An agreement between Mayor Dan Rizzo and former Police Chief Terence Reardon last month paid out a lump sum $125,000 so that the former chief would step down immediately, rather than waiting seven months for his contract to expire in August.
In records obtained by the Journal from the City, an agreement signed on Feb. 1st by Reardon and Rizzo stipulated that in order to get the former chief to abandon his contract immediately, he would be paid $125,000 by Feb. 2nd.
“The City will provide Reardon on or before Feb. 2, 2012 with a severance payment in the amount of $125,000 reduced by all appropriate withholding deductions for State and Federal taxes,” read the agreement.
It was one of several stipulations contained in the agreement between the two parties that effectively removed Reardon from his position and reinstated him as a captain under Civil Service.
Rizzo appointed former Lt. Joe Cafarelli to be Acting Chief of Police on Feb. 6th.
Yet, the key question all along – even before the terms of the agreement became public – was why not just wait it out and put someone new in place after the contract’s expiration – seeming saving a lot of money.
Reardon’s contract would have been up on Aug. 31st and it would have been easy to inform him on Feb. 1st (as his contract requires) that the contract wasn’t being renewed. In the meantime, a formal process could have been undertaken to pick a new chief, with that person being chosen around the end of Reardon’s contract.

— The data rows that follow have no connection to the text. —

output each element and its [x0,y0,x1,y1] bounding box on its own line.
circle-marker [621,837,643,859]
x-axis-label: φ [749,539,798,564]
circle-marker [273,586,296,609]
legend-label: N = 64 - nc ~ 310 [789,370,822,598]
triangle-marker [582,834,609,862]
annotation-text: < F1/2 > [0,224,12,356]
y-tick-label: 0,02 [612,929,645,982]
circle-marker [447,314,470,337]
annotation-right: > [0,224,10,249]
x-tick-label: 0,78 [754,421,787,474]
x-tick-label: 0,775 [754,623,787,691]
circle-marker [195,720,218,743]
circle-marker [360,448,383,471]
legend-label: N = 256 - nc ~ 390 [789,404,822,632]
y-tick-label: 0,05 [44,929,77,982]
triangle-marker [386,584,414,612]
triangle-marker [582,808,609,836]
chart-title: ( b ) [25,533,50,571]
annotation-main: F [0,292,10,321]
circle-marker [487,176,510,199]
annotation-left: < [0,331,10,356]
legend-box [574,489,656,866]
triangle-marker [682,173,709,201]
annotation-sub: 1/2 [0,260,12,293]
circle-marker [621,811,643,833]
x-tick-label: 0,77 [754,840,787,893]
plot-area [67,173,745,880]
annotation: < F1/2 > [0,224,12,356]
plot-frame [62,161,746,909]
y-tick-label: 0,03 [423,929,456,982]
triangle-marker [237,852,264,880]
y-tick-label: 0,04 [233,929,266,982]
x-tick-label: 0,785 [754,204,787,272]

However, this week Rizzo’s office issued a statement saying that the department had been in bad shape and the mayor felt major changes needed to happen quickly, not gradually, despite the cost.
“Mayor Rizzo felt that in the interest of public safety, the appointment of Chief Cafarelli and a change of leadership was immediately necessary,” read the statement. “The reality is that without the concessions given up by the city, there was no incentive for the prior Chief to terminate his contract. Any short-term financial costs will be offset by a new strategic vision and efficiencies that are already being noticed by the general public. Bottom line, the Mayor could not wait to make these much needed changes within the Police Department.”

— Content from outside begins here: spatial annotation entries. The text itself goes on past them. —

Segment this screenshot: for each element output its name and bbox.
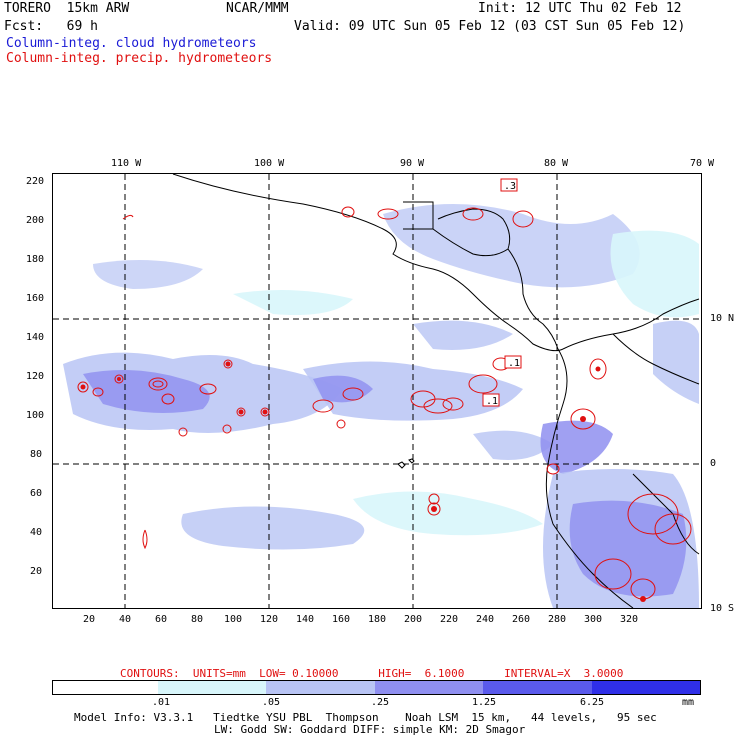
contour-label: .1	[508, 358, 520, 369]
x-tick: 240	[476, 614, 495, 625]
x-tick: 300	[584, 614, 603, 625]
y-tick: 80	[30, 449, 43, 460]
x-tick: 260	[512, 614, 531, 625]
colorbar-segment	[52, 680, 159, 695]
lon-label: 110 W	[111, 158, 142, 169]
lon-label: 80 W	[544, 158, 569, 169]
y-tick: 40	[30, 527, 43, 538]
y-tick: 100	[26, 410, 45, 421]
lat-label: 10 S	[710, 603, 735, 614]
colorbar-segment	[483, 680, 592, 695]
y-tick: 20	[30, 566, 43, 577]
contour-label: .1	[486, 396, 498, 407]
lat-label: 10 N	[710, 313, 735, 324]
colorbar-label: 6.25	[580, 697, 605, 708]
contour-label: .3	[504, 181, 516, 192]
x-tick: 200	[404, 614, 423, 625]
y-tick: 180	[26, 254, 45, 265]
model-title: TORERO 15km ARW	[4, 1, 130, 16]
contour-label-boxes	[482, 178, 522, 407]
model-info: Model Info: V3.3.1 Tiedtke YSU PBL Thomp…	[74, 711, 657, 724]
coastlines	[172, 174, 700, 608]
lat-lon-grid	[53, 174, 701, 608]
y-tick: 140	[26, 332, 45, 343]
precip-cores	[80, 361, 646, 602]
y-tick: 200	[26, 215, 45, 226]
x-tick: 20	[83, 614, 96, 625]
x-tick: 120	[260, 614, 279, 625]
precip-legend: Column-integ. precip. hydrometeors	[6, 51, 273, 66]
lon-label: 100 W	[254, 158, 285, 169]
valid-time: Valid: 09 UTC Sun 05 Feb 12 (03 CST Sun …	[294, 19, 686, 34]
init-time: Init: 12 UTC Thu 02 Feb 12	[478, 1, 682, 16]
colorbar-label: 1.25	[472, 697, 497, 708]
y-tick: 160	[26, 293, 45, 304]
cloud-shading	[63, 204, 699, 608]
x-tick: 220	[440, 614, 459, 625]
x-tick: 40	[119, 614, 132, 625]
y-tick: 60	[30, 488, 43, 499]
organization: NCAR/MMM	[226, 1, 289, 16]
colorbar-label: .05	[262, 697, 281, 708]
y-tick: 120	[26, 371, 45, 382]
cloud-legend: Column-integ. cloud hydrometeors	[6, 36, 257, 51]
lon-label: 70 W	[690, 158, 715, 169]
x-tick: 80	[191, 614, 204, 625]
lat-label: 0	[710, 458, 717, 469]
x-tick: 140	[296, 614, 315, 625]
x-tick: 160	[332, 614, 351, 625]
colorbar-segment	[375, 680, 483, 695]
colorbar-label: .01	[152, 697, 171, 708]
map-canvas: .3 .1 .1	[53, 174, 701, 608]
colorbar-segment	[266, 680, 375, 695]
x-tick: 60	[155, 614, 168, 625]
contours-info: CONTOURS: UNITS=mm LOW= 0.10000 HIGH= 6.…	[120, 667, 624, 680]
x-tick: 100	[224, 614, 243, 625]
colorbar-label: .25	[371, 697, 390, 708]
forecast-hour: Fcst: 69 h	[4, 19, 98, 34]
precip-contours	[77, 206, 692, 600]
map-panel: .3 .1 .1	[52, 173, 702, 609]
colorbar-units: mm	[682, 697, 695, 708]
physics-info: LW: Godd SW: Goddard DIFF: simple KM: 2D…	[214, 723, 526, 736]
lon-label: 90 W	[400, 158, 425, 169]
x-tick: 280	[548, 614, 567, 625]
colorbar-segment	[158, 680, 266, 695]
colorbar-segment	[592, 680, 701, 695]
x-tick: 180	[368, 614, 387, 625]
y-tick: 220	[26, 176, 45, 187]
x-tick: 320	[620, 614, 639, 625]
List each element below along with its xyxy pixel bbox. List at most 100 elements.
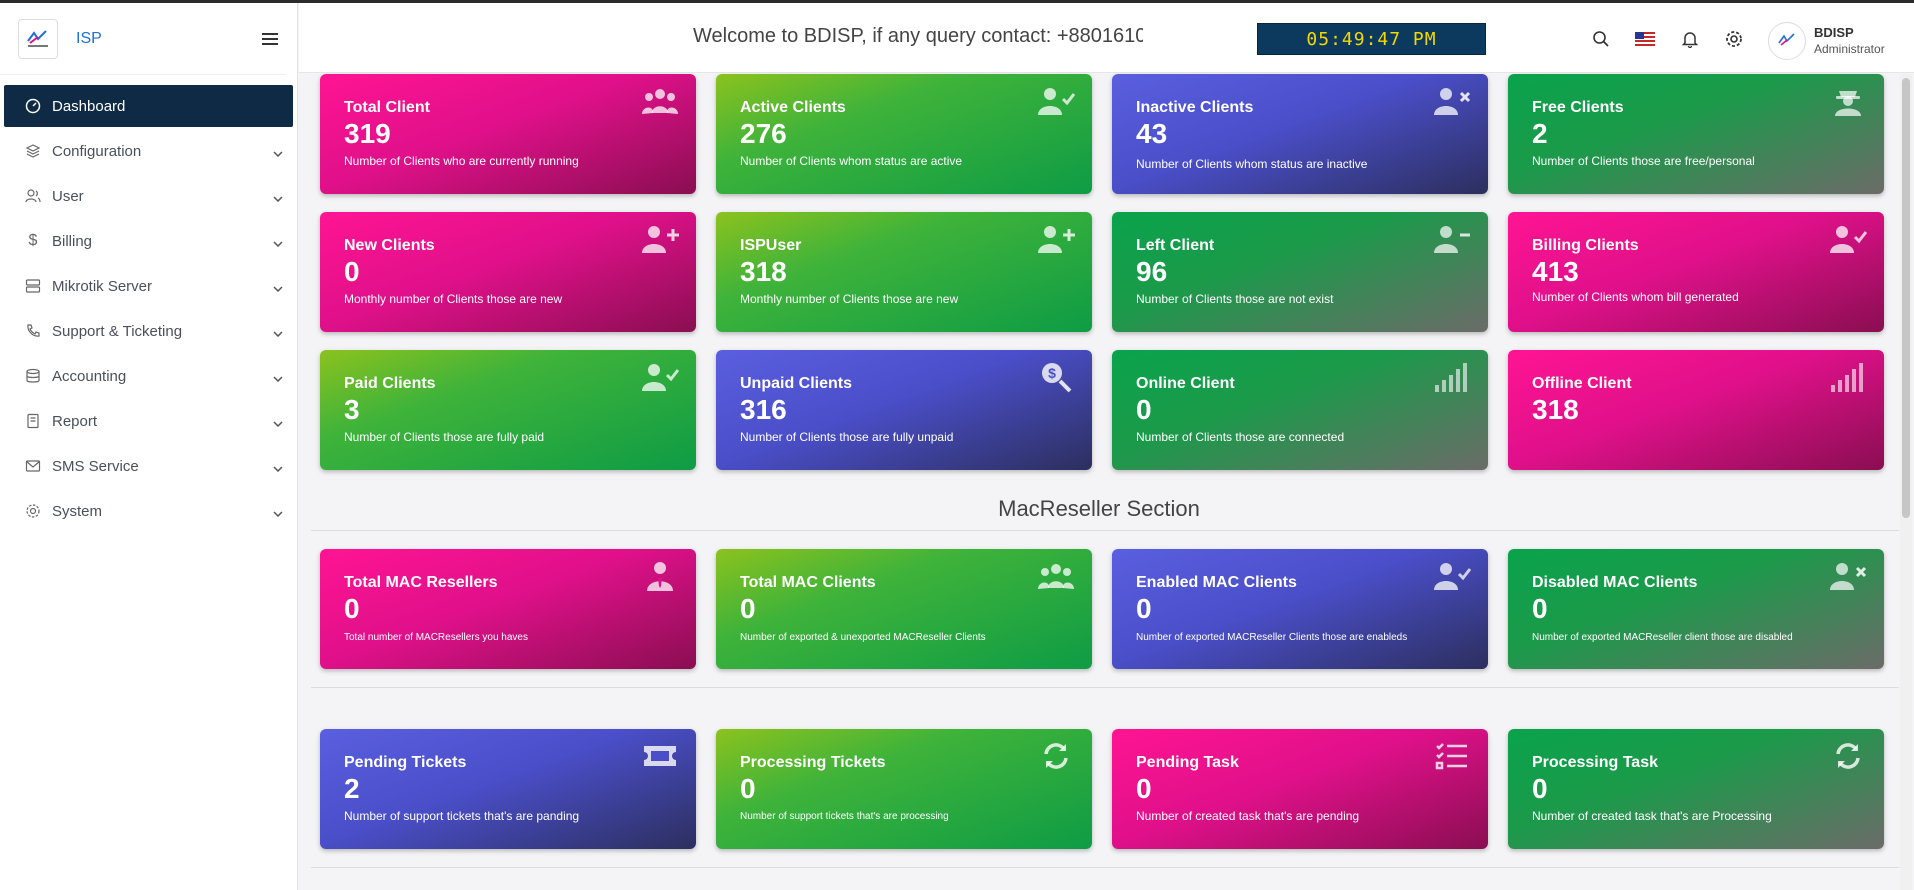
card-value: 2 <box>1532 118 1548 149</box>
settings-gear-icon[interactable] <box>1722 27 1746 51</box>
stat-card-billing-clients[interactable]: Billing Clients 413 Number of Clients wh… <box>1508 212 1884 332</box>
svg-text:$: $ <box>1048 365 1056 381</box>
card-title: Enabled MAC Clients <box>1136 574 1297 591</box>
section-divider <box>311 530 1899 531</box>
card-description: Number of Clients those are fully paid <box>344 430 545 444</box>
stat-card-processing-task[interactable]: Processing Task 0 Number of created task… <box>1508 729 1884 849</box>
stat-card-paid-clients[interactable]: Paid Clients 3 Number of Clients those a… <box>320 350 696 470</box>
card-title: Inactive Clients <box>1136 99 1254 116</box>
mac-section-title: MacReseller Section <box>998 496 1200 521</box>
chevron-down-icon <box>273 279 283 296</box>
configuration-icon <box>24 142 42 160</box>
sidebar-item-system[interactable]: System <box>4 490 293 532</box>
card-description: Number of Clients those are free/persona… <box>1532 154 1755 168</box>
refresh-icon <box>1036 739 1076 773</box>
users-group-icon <box>1036 559 1076 593</box>
card-title: Disabled MAC Clients <box>1532 574 1698 591</box>
us-flag-icon[interactable] <box>1633 27 1657 51</box>
sidebar-item-label: System <box>52 502 103 520</box>
user-menu[interactable]: BDISP Administrator <box>1768 19 1908 63</box>
bell-icon[interactable] <box>1678 27 1702 51</box>
stat-card-total-client[interactable]: Total Client 319 Number of Clients who a… <box>320 74 696 194</box>
card-description: Total number of MACResellers you haves <box>344 632 528 643</box>
user-check-icon <box>1432 559 1472 593</box>
refresh-icon <box>1828 739 1868 773</box>
card-value: 96 <box>1136 256 1168 287</box>
section-divider <box>311 867 1899 868</box>
user-plus-icon <box>1036 222 1076 256</box>
sidebar-item-support-ticketing[interactable]: Support & Ticketing <box>4 310 293 352</box>
stat-card-active-clients[interactable]: Active Clients 276 Number of Clients who… <box>716 74 1092 194</box>
card-value: 0 <box>1532 593 1548 624</box>
card-description: Number of support tickets that's are pan… <box>344 809 580 823</box>
sidebar-item-dashboard[interactable]: Dashboard <box>4 85 293 127</box>
user-check-icon <box>1828 222 1868 256</box>
card-title: Pending Task <box>1136 754 1239 771</box>
card-description: Number of exported MACReseller client th… <box>1532 632 1793 643</box>
signal-icon <box>1432 360 1472 394</box>
stat-card-online-client[interactable]: Online Client 0 Number of Clients those … <box>1112 350 1488 470</box>
sidebar-item-mikrotik-server[interactable]: Mikrotik Server <box>4 265 293 307</box>
stat-card-pending-tickets[interactable]: Pending Tickets 2 Number of support tick… <box>320 729 696 849</box>
stat-card-pending-task[interactable]: Pending Task 0 Number of created task th… <box>1112 729 1488 849</box>
user-secret-icon <box>1828 84 1868 118</box>
stat-card-enabled-mac-clients[interactable]: Enabled MAC Clients 0 Number of exported… <box>1112 549 1488 669</box>
sidebar-item-report[interactable]: Report <box>4 400 293 442</box>
page-scrollbar[interactable] <box>1900 74 1912 890</box>
card-value: 319 <box>344 118 391 149</box>
phone-icon <box>24 322 42 340</box>
user-tie-icon <box>640 559 680 593</box>
card-value: 0 <box>1136 593 1152 624</box>
stat-card-offline-client[interactable]: Offline Client 318 <box>1508 350 1884 470</box>
chevron-down-icon <box>273 414 283 431</box>
sidebar-item-label: Dashboard <box>52 97 126 115</box>
card-title: Offline Client <box>1532 375 1632 392</box>
stat-card-total-mac-resellers[interactable]: Total MAC Resellers 0 Total number of MA… <box>320 549 696 669</box>
sidebar-item-accounting[interactable]: Accounting <box>4 355 293 397</box>
users-icon <box>24 187 42 205</box>
chevron-down-icon <box>273 504 283 521</box>
card-value: 276 <box>740 118 787 149</box>
menu-toggle-icon[interactable] <box>262 29 278 52</box>
search-icon[interactable] <box>1589 27 1613 51</box>
card-value: 0 <box>1136 394 1152 425</box>
chevron-down-icon <box>273 459 283 476</box>
card-value: 0 <box>344 256 360 287</box>
ticket-icon <box>640 739 680 773</box>
sidebar-item-label: User <box>52 187 84 205</box>
stat-card-new-clients[interactable]: New Clients 0 Monthly number of Clients … <box>320 212 696 332</box>
stat-card-processing-tickets[interactable]: Processing Tickets 0 Number of support t… <box>716 729 1092 849</box>
card-title: Paid Clients <box>344 375 436 392</box>
stat-card-left-client[interactable]: Left Client 96 Number of Clients those a… <box>1112 212 1488 332</box>
card-description: Number of support tickets that's are pro… <box>740 811 949 822</box>
card-description: Number of created task that's are pendin… <box>1136 809 1360 823</box>
user-minus-icon <box>1432 222 1472 256</box>
stat-card-inactive-clients[interactable]: Inactive Clients 43 Number of Clients wh… <box>1112 74 1488 194</box>
stat-card-total-mac-clients[interactable]: Total MAC Clients 0 Number of exported &… <box>716 549 1092 669</box>
sidebar-item-user[interactable]: User <box>4 175 293 217</box>
scrollbar-thumb[interactable] <box>1902 78 1910 518</box>
card-title: Left Client <box>1136 237 1215 254</box>
card-title: Total MAC Resellers <box>344 574 498 591</box>
sidebar-item-configuration[interactable]: Configuration <box>4 130 293 172</box>
stat-card-ispuser[interactable]: ISPUser 318 Monthly number of Clients th… <box>716 212 1092 332</box>
stat-card-unpaid-clients[interactable]: Unpaid Clients 316 Number of Clients tho… <box>716 350 1092 470</box>
stat-card-free-clients[interactable]: Free Clients 2 Number of Clients those a… <box>1508 74 1884 194</box>
card-value: 0 <box>344 593 360 624</box>
card-title: New Clients <box>344 237 435 254</box>
card-value: 318 <box>1532 394 1579 425</box>
mail-icon <box>24 457 42 475</box>
sidebar-item-label: Report <box>52 412 98 430</box>
sidebar-item-label: SMS Service <box>52 457 139 475</box>
stat-card-disabled-mac-clients[interactable]: Disabled MAC Clients 0 Number of exporte… <box>1508 549 1884 669</box>
card-description: Number of Clients whom status are active <box>740 154 963 168</box>
brand[interactable]: ISP <box>0 3 285 75</box>
search-dollar-icon: $ <box>1036 360 1076 394</box>
user-plus-icon <box>640 222 680 256</box>
sidebar-item-billing[interactable]: $ Billing <box>4 220 293 262</box>
card-title: Processing Tickets <box>740 754 886 771</box>
section-divider <box>311 687 1899 688</box>
dollar-icon: $ <box>28 232 38 249</box>
sidebar-item-sms-service[interactable]: SMS Service <box>4 445 293 487</box>
card-description: Number of Clients those are fully unpaid <box>740 430 954 444</box>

Initially, some in the City’s leadership had some hesitation about the agreement and the way in which it was executed. However, nothing much has been said of those early misgivings over the last month, since the change was made.
The only leader to speak publicly about the agreement and the process was former Chief Reardon’s brother, Stephen Reardon, the Ward 4 City Councillor.

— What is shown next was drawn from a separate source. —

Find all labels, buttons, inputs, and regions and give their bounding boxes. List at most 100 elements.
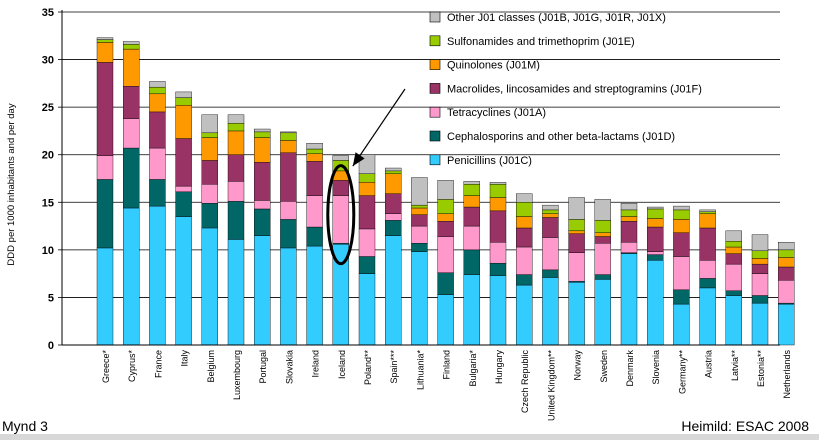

Stephen Reardon said last month during a City Council meeting that he respected Rizzo’s right to choose a new chief and had no problems with it. However, he did say he didn’t care for the process in which it was done, calling it “ham handed.”
Other stipulations in former Chief Reardon’s agreement include:
•The former chief will be allowed to attend this year’s International Association of Chiefs of Police Conference in downtown Indianapolis May 21-23. The costs of that conference, including tickets, meals, entertainment and other customary expenses, will come on the City’s dime.
•The City will continue to provide the former chief with a vehicle (perhaps the same vehicle) he used while he was chief until Dec. 31st. The City will be responsible for paying for gas, insurance and maintenance on that vehicle. If the City fails to provide him a vehicle, it will have to pay him $50 per day.
•Capt. Reardon can only be assigned to work shifts that are on Monday through Friday and are in the day or evening shifts, at his choosing, until Dec. 31st.
“At no time during the tenure of Reardon’s employment with the Revere Police Department shall Reardon be required to work the midnight to 8 a.m. shift,” read the agreement.
•In addition to a lot of legal language to protect each party from a lawsuit, there is one stipulation that calls for the agreement to remain confidential as much as possible.
“The parties agree that, to the extent feasible and permitted by law, they will maintain the confidentiality of this agreement,” it read. “Reardon, however, will be permitted to share the agreement with his spouse, accountant and investment advisor…”
The agreement is deemed a public document available to the public.